Finally, after over two and a half years, I went to the movies again, and it couldn’t have been a better homecoming than with Jordan Peele’s Nope.
The film tells the story of a remote horse ranch in the California backcountry called Haywood Hollywood Horses where strange things are happening. Clutter is falling from the sky, electronic equipment is failing regularly, and the horses are acting increasingly startled. It’s only when the ranch owners set up security cameras in the valley that they realize the real danger is lurking behind the clouds.
This rather simple premise is unfolding a mysterious plot that involves a Wild West themed attraction park and a rather disturbing sequence on a 90’s TV series set. But I don’t wanna spoil all the fun for you – the less you know the better!
Nope is a wild mix of genres, ranging from sci-fi fantasy to horror and even western adventure. But at its heart it’s a true love-letter to the old summer blockbusters and creature films of the 80s, although realized with state-of-the-art production values and meticulous attention to detail. The visuals by director of photography Hoyte van Hoytema are incredibly stunning, but the way Peele creates atmosphere solely through sound is absolutely mind-blowing. Especially the eerie night scenes are to die for! cannot stress enough that you better see this film in IMAX, because it’s a feast for all senses.

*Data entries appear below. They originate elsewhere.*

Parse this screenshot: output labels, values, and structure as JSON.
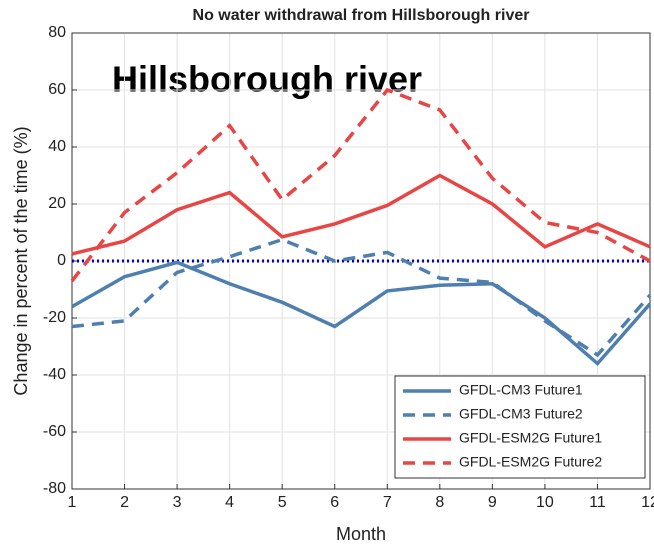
{
  "chart_data": {
    "type": "line",
    "title": "No water withdrawal from Hillsborough river",
    "annotation": "Hillsborough river",
    "x_label": "Month",
    "y_label": "Change in percent of the time (%)",
    "x": [
      1,
      2,
      3,
      4,
      5,
      6,
      7,
      8,
      9,
      10,
      11,
      12
    ],
    "xlim": [
      1,
      12
    ],
    "xticks": [
      1,
      2,
      3,
      4,
      5,
      6,
      7,
      8,
      9,
      10,
      11,
      12
    ],
    "ylim": [
      -80,
      80
    ],
    "yticks": [
      -80,
      -60,
      -40,
      -20,
      0,
      20,
      40,
      60,
      80
    ],
    "grid": true,
    "legend_location": "lower right",
    "reference_line": {
      "value": 0,
      "color": "#0000cc",
      "style": "dotted"
    },
    "series": [
      {
        "name": "GFDL-CM3 Future1",
        "color": "#4f7fae",
        "style": "solid",
        "values": [
          -16,
          -5.5,
          -0.5,
          -8,
          -14.5,
          -23,
          -10.5,
          -8.5,
          -8,
          -20,
          -36,
          -15
        ]
      },
      {
        "name": "GFDL-CM3 Future2",
        "color": "#4f7fae",
        "style": "dashed",
        "values": [
          -23,
          -21,
          -4,
          1.5,
          7.5,
          0,
          3,
          -6,
          -7.5,
          -21,
          -33,
          -12
        ]
      },
      {
        "name": "GFDL-ESM2G Future1",
        "color": "#e84545",
        "style": "solid",
        "values": [
          2.5,
          7,
          18,
          24,
          8.5,
          13,
          19.5,
          30,
          20,
          5,
          13,
          5
        ]
      },
      {
        "name": "GFDL-ESM2G Future2",
        "color": "#e84545",
        "style": "dashed",
        "values": [
          -7,
          17,
          31,
          47.5,
          21.5,
          37,
          60,
          53,
          29,
          13.5,
          10,
          0
        ]
      }
    ]
  }
}
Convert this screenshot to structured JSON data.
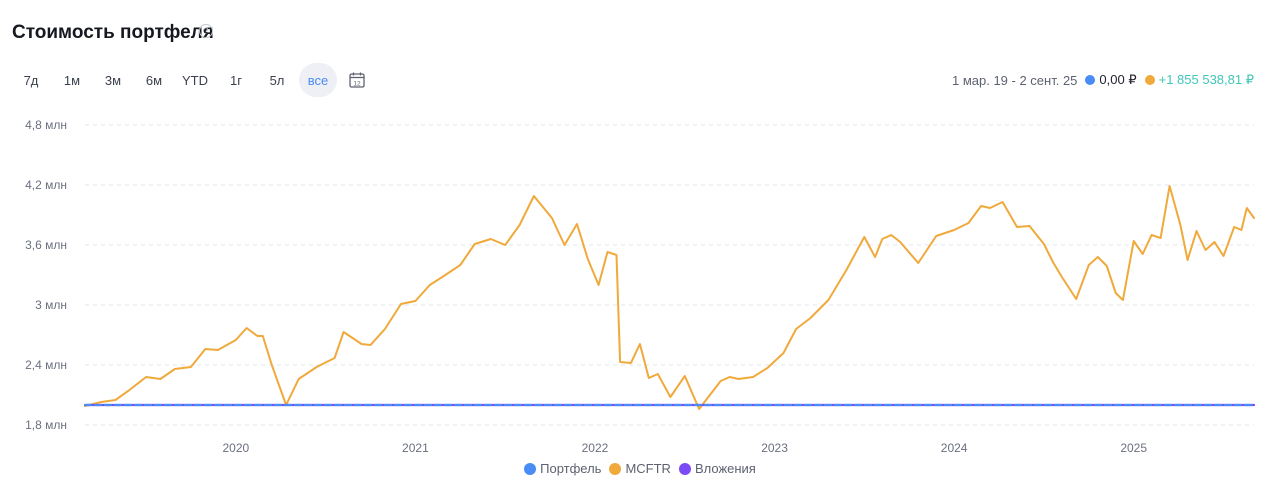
{
  "header": {
    "title": "Стоимость портфеля",
    "help": "?"
  },
  "periods": [
    {
      "label": "7д",
      "active": false
    },
    {
      "label": "1м",
      "active": false
    },
    {
      "label": "3м",
      "active": false
    },
    {
      "label": "6м",
      "active": false
    },
    {
      "label": "YTD",
      "active": false
    },
    {
      "label": "1г",
      "active": false
    },
    {
      "label": "5л",
      "active": false
    },
    {
      "label": "все",
      "active": true
    }
  ],
  "calendar_label": "12",
  "summary": {
    "range": "1 мар. 19 - 2 сент. 25",
    "portfolio_value": "0,00 ₽",
    "mcftr_value": "+1 855 538,81 ₽"
  },
  "colors": {
    "portfolio": "#4a8cf5",
    "mcftr": "#f0a93b",
    "investments": "#7b4cf5",
    "active_period": "#4a8cf5",
    "positive": "#3fc7b7"
  },
  "legend": [
    {
      "name": "Портфель",
      "color": "#4a8cf5"
    },
    {
      "name": "MCFTR",
      "color": "#f0a93b"
    },
    {
      "name": "Вложения",
      "color": "#7b4cf5"
    }
  ],
  "chart_data": {
    "type": "line",
    "grid": true,
    "yticks": [
      {
        "value": 1.8,
        "label": "1,8 млн"
      },
      {
        "value": 2.4,
        "label": "2,4 млн"
      },
      {
        "value": 3.0,
        "label": "3 млн"
      },
      {
        "value": 3.6,
        "label": "3,6 млн"
      },
      {
        "value": 4.2,
        "label": "4,2 млн"
      },
      {
        "value": 4.8,
        "label": "4,8 млн"
      }
    ],
    "xticks": [
      {
        "value": 2020.0,
        "label": "2020"
      },
      {
        "value": 2021.0,
        "label": "2021"
      },
      {
        "value": 2022.0,
        "label": "2022"
      },
      {
        "value": 2023.0,
        "label": "2023"
      },
      {
        "value": 2024.0,
        "label": "2024"
      },
      {
        "value": 2025.0,
        "label": "2025"
      }
    ],
    "xlim": [
      2019.16,
      2025.67
    ],
    "ylim": [
      1.8,
      4.8
    ],
    "series": [
      {
        "name": "MCFTR",
        "color": "#f0a93b",
        "x": [
          2019.16,
          2019.25,
          2019.33,
          2019.4,
          2019.5,
          2019.58,
          2019.66,
          2019.75,
          2019.83,
          2019.9,
          2020.0,
          2020.06,
          2020.12,
          2020.15,
          2020.2,
          2020.28,
          2020.35,
          2020.45,
          2020.55,
          2020.6,
          2020.7,
          2020.75,
          2020.83,
          2020.92,
          2021.0,
          2021.08,
          2021.15,
          2021.25,
          2021.33,
          2021.42,
          2021.5,
          2021.58,
          2021.66,
          2021.71,
          2021.76,
          2021.83,
          2021.9,
          2021.96,
          2022.02,
          2022.07,
          2022.12,
          2022.14,
          2022.2,
          2022.25,
          2022.3,
          2022.35,
          2022.42,
          2022.5,
          2022.58,
          2022.64,
          2022.7,
          2022.75,
          2022.8,
          2022.88,
          2022.96,
          2023.05,
          2023.12,
          2023.2,
          2023.3,
          2023.4,
          2023.5,
          2023.56,
          2023.6,
          2023.65,
          2023.7,
          2023.8,
          2023.9,
          2024.0,
          2024.08,
          2024.15,
          2024.2,
          2024.27,
          2024.35,
          2024.42,
          2024.5,
          2024.55,
          2024.6,
          2024.68,
          2024.75,
          2024.8,
          2024.85,
          2024.9,
          2024.94,
          2025.0,
          2025.05,
          2025.1,
          2025.15,
          2025.2,
          2025.26,
          2025.3,
          2025.35,
          2025.4,
          2025.45,
          2025.5,
          2025.56,
          2025.6,
          2025.63,
          2025.67
        ],
        "y": [
          1.99,
          2.03,
          2.05,
          2.14,
          2.28,
          2.26,
          2.36,
          2.38,
          2.56,
          2.55,
          2.65,
          2.77,
          2.69,
          2.69,
          2.4,
          2.0,
          2.26,
          2.38,
          2.47,
          2.73,
          2.61,
          2.6,
          2.76,
          3.01,
          3.04,
          3.2,
          3.28,
          3.4,
          3.61,
          3.66,
          3.6,
          3.8,
          4.09,
          3.98,
          3.87,
          3.6,
          3.81,
          3.46,
          3.2,
          3.53,
          3.5,
          2.43,
          2.42,
          2.61,
          2.27,
          2.31,
          2.08,
          2.29,
          1.96,
          2.1,
          2.24,
          2.28,
          2.26,
          2.28,
          2.37,
          2.52,
          2.76,
          2.87,
          3.05,
          3.35,
          3.68,
          3.48,
          3.66,
          3.7,
          3.63,
          3.42,
          3.69,
          3.75,
          3.82,
          3.99,
          3.97,
          4.03,
          3.78,
          3.79,
          3.61,
          3.43,
          3.28,
          3.06,
          3.4,
          3.48,
          3.39,
          3.12,
          3.05,
          3.64,
          3.51,
          3.7,
          3.67,
          4.19,
          3.8,
          3.45,
          3.74,
          3.55,
          3.63,
          3.49,
          3.78,
          3.75,
          3.97,
          3.87
        ]
      },
      {
        "name": "Вложения",
        "color": "#7b4cf5",
        "x": [
          2019.16,
          2025.67
        ],
        "y": [
          2.0,
          2.0
        ]
      },
      {
        "name": "Портфель",
        "color": "#4a8cf5",
        "x": [
          2019.16,
          2025.67
        ],
        "y": [
          2.0,
          2.0
        ]
      }
    ]
  }
}
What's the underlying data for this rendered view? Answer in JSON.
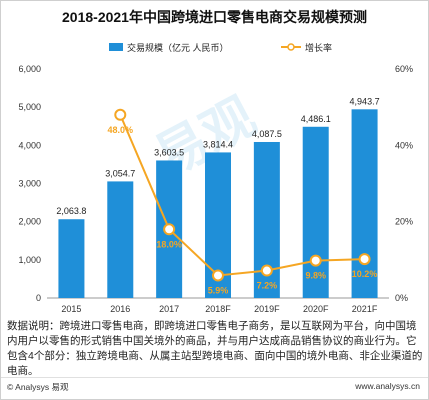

It’s not just about spectacle and exploitation though. Nope is carried by very nuanced performances and certainly does address sensitive topics such as grief, trauma or the addiction to sensation. Jordan Peele does this by injecting a lot of subtext and subtle imagery into his film, much more than one might initially assume. It’s definitely a film for people who like to decipher hidden messages and look for cross-references. But all of that is very well masked by the grandeur of the spectacle and the awe. Peele said, he wrote the script “at a time when we were a little bit worried about the future of cinema. So the first thing I knew is I wanted to create a spectacle. I wanted to create something that the audience would have to come see.”
As if that’s not enough to make you want to watch, there’s also the score from Peele regular Michael Abels. He clearly understood the notion behind the film and delivers a score that is seemingly effortlessly jumping between the works referenced above. Think of the action tracks à la John Williams or classical Bernard Hermann strings, or even – and this is particularly bizarre – old-fashioned Western themes of Ennio Moriccone. What a joy to hear new music like that in the year 2022!
But Abels also evokes (for the younger ones among you) memories of Marco Beltrami’s horror and James Newton Howard’s suspense moods. This wild cocktail surprisingly makes sense and, together with some very fine featured songs, also impresses on the soundtrack album as a wonderful listening experience. The last time I was unexpectedly blown away by a score like this was in 2015 with The Martian.